Cohen`s kappa (or simply Kappa) statistic must measure the agreement between two councillors. The results of Kappa and weighted Kappa are displayed with confidence limits of 95%. Kappa usually ranges from 0 to 1 with a value of 1 means perfect match. (Negative values are possible.) The higher the value of Kappa, the better the strength of the agreement. The Kappa coefficient of the Inter-Rater Reliability/KAPPA Cohen is a method of assessing the degree of agreement between two advisors. The Kappa weighted method is designed in such a way that it is partly, but not fully credited by advisors, in order to obtain the “near” response, so it should only be used if the degree of the agreement can be quantified. The weighted Kappa coefficient is 0.57 and the asymptomatic confidence interval is 95% (0.44, 0.70). This indicates that the agreement between the two radiologists is modest (and not as strong as the researchers had hoped). If the observed agreement is due only to chance, i.e. if the evaluations are completely independent, then each diagonal element is a product of the two marginalized groups. 1. The (Bowker`s) symmetry test tests the hypothesis that pij-pji (marginal homogeneity). If r-c2, then it`s the same as the McNemar test.

If this test is not significant, it indicates that both advisors have the same tendency to select categories. If it is important, if it means that advisors choose the categories in different proportions. To get kappa statistics in SAS, we use proc freq with kappa test instruction. By default, SAS only calculates Kappa statistics if the two variables have exactly the same categories, which is not the case in this specific instance. We can get around this problem by adding a false observation and a weight variable presented below. The weight variable takes value 1 for all actual observations and the value of 0 for the false observation we just added. The trick is to use the Zeros option for ordering. Note that a strong agreement involves a strong association, but a strong association cannot involve a strong agreement. If Siskel, for example, classifies most films in the con category while Ebert classifies them in the professional category, the association could be strong, but there is certainly no agreement. You can also think about the situation where one examiner is harder than the other.

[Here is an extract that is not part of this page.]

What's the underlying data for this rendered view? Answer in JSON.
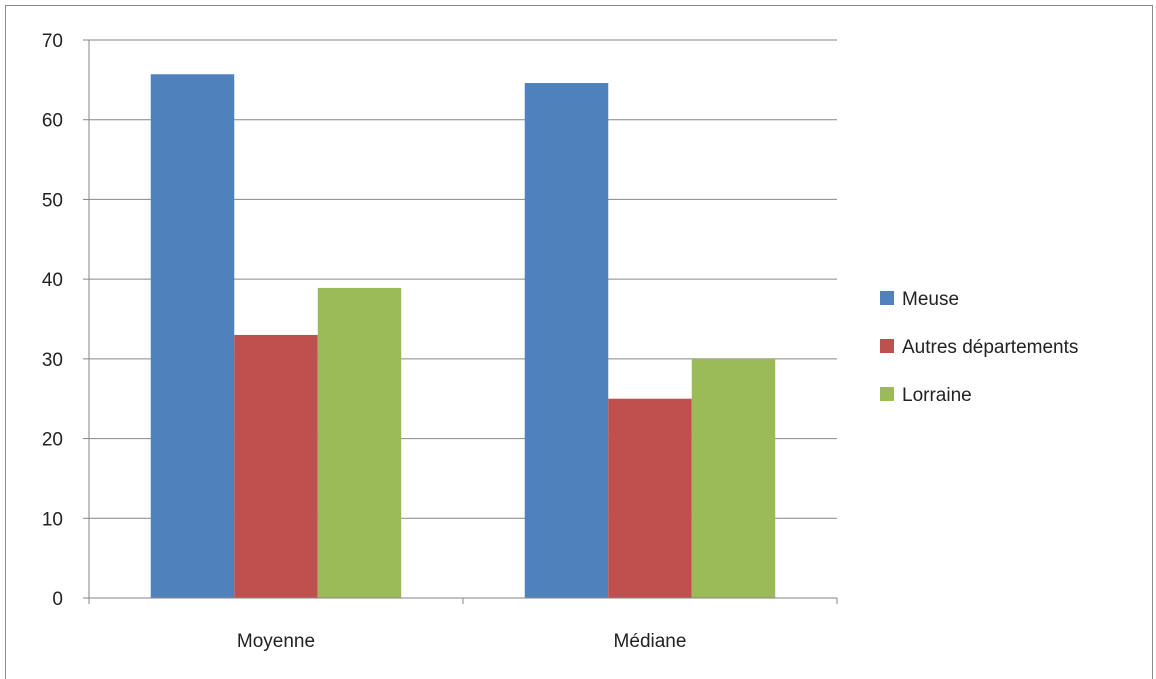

The first always gives a note less than the softest. In this case, the association is also very strong, but the consent can be insignificant. Because the overall probability of an agreement is related to the agreement, the probability of an agreement below zero is the value of “i” /π.i. Also note that the “Ii -0” option does not mean matching and that the If ii -1 indicates a perfect match. Kappa statistics are defined in such a way that greater value implies greater agreement: from the output below, we can see that the “Simple Kappa” gives The estimated value of Kappa of 0.389 with its standard asymptomatic error (ASE) of 0.0598. The difference between the observed agreement and the expected independence is about 40% of the maximum possible difference. Based on the reported 95% confidence interval, the value is between 0.27 and 0.51, suggesting only a moderate agreement between Siskel and Ebert. 2. The simple Kappa coefficient measures the degree of correspondence between two advisors. If Kappa is large (most would say .7 or more), this indicates a high degree of concordance. To define a perfect disagreement, film audiences would have to clash in this case, ideally in extremes.

In a 2 x 2 table, it is possible to define a perfect disagreement, because any positive assessment might have some negative rating (z.B. Love vs. Hate`s), but what about a 3 x 3 square table or higher? In these cases, there are more opportunities to disagree, so it quickly becomes more complicated to oppose it completely.